As a principle, Little Chai House does not use disposable paper cups but uses porcelain cups in regard of the environment.
“We thought we should minimize the amount of trash we generate while doing fund-raising activities and protect the environment,” Lee said.
Little Chai House serves as a place for meeting and interacting with other people.
“Thanks to Little Chai House, I had the opportunity to talk with other people a lot and became more active,” Lee said.
“My favorite part of this club is standing in the booth when the weather is wonderful and listening to other students’ chats and stories.”
Working at a booth outdoors may have its perks during clear days, but it also has its downsides. The members of
Little Chai House often experienced difficulties due to the weather. Because their booth is located outside and they have to use porcelain cups, their customers have to bear with them through unkind weather conditions such as heat, cold or wind. Despite such issues, some people repeatedly visit the Little Chai House booth and become regular customers.

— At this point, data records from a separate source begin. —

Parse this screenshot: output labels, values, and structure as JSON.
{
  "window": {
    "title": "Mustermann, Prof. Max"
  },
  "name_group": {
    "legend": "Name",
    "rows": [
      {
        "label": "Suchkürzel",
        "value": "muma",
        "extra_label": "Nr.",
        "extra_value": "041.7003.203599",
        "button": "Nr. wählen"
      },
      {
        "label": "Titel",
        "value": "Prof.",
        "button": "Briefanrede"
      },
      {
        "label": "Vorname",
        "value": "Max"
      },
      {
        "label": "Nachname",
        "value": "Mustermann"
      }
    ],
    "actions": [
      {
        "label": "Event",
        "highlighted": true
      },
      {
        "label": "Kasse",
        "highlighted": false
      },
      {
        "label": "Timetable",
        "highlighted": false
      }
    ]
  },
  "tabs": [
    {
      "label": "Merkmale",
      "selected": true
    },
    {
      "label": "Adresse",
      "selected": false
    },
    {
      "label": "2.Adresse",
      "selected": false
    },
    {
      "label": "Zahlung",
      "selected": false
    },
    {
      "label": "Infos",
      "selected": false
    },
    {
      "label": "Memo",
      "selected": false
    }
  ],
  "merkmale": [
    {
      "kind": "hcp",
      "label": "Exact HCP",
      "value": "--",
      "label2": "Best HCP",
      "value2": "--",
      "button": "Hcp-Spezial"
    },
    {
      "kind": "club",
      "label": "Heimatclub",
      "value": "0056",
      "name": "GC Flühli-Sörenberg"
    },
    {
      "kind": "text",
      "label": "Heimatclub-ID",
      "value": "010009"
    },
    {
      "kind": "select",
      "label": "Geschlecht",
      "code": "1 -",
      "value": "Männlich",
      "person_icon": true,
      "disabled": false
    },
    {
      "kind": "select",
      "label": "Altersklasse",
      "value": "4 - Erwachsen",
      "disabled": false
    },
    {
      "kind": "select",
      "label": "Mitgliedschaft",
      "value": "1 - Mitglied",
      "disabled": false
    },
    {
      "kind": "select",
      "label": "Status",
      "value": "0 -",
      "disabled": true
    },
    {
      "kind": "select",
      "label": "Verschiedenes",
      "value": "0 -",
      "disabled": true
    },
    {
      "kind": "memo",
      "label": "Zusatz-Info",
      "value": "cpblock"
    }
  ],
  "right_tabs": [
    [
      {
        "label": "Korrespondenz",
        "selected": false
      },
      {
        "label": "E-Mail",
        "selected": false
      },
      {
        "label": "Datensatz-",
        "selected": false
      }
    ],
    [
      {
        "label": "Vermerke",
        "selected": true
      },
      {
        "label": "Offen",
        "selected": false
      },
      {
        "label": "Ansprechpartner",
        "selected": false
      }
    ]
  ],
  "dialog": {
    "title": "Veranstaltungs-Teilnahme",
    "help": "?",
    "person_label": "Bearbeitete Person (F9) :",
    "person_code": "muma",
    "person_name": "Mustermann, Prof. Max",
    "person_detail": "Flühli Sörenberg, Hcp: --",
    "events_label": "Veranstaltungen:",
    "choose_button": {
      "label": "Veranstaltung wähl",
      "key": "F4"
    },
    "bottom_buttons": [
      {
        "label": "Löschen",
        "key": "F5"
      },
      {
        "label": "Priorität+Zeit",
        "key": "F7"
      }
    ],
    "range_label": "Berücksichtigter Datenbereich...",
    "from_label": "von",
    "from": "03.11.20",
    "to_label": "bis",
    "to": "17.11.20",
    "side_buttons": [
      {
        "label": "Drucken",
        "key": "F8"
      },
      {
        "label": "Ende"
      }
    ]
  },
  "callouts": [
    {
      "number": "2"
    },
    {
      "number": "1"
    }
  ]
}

“There is a graduate school student who regularly visits our booth,” said An Seung-hyun (Business Administration, 2), a member of Little Chai House. “She always exclaims that our chai tea is delicious and brings friends over to taste our tea. She sometimes brings us spare cups for us to use. I love it when such regular customers come visit our booth.”
One of the special things about Little Chai House is that it regularly opens up a booth.
“I don’t think there are any other clubs that opens a booth every week,” An said. “Because of our constant activity, the club members continuously gather together. It may be a small, plain thing but for me it is a joy and a pleasure.”
For future club activity plans, the members of the club hope to open up booths fixedly every day, instead of just twice a week. In addition, the club is considering developing a new menu for sale such as lassi, a cold Indian yogurt drink.
“We hope Ewha students would freely come join us for a cup of delicious chai tea,” Lee said. “They do not have to worry about religious issues or even having to pay for the tea. Just come relax and enjoy some tea.”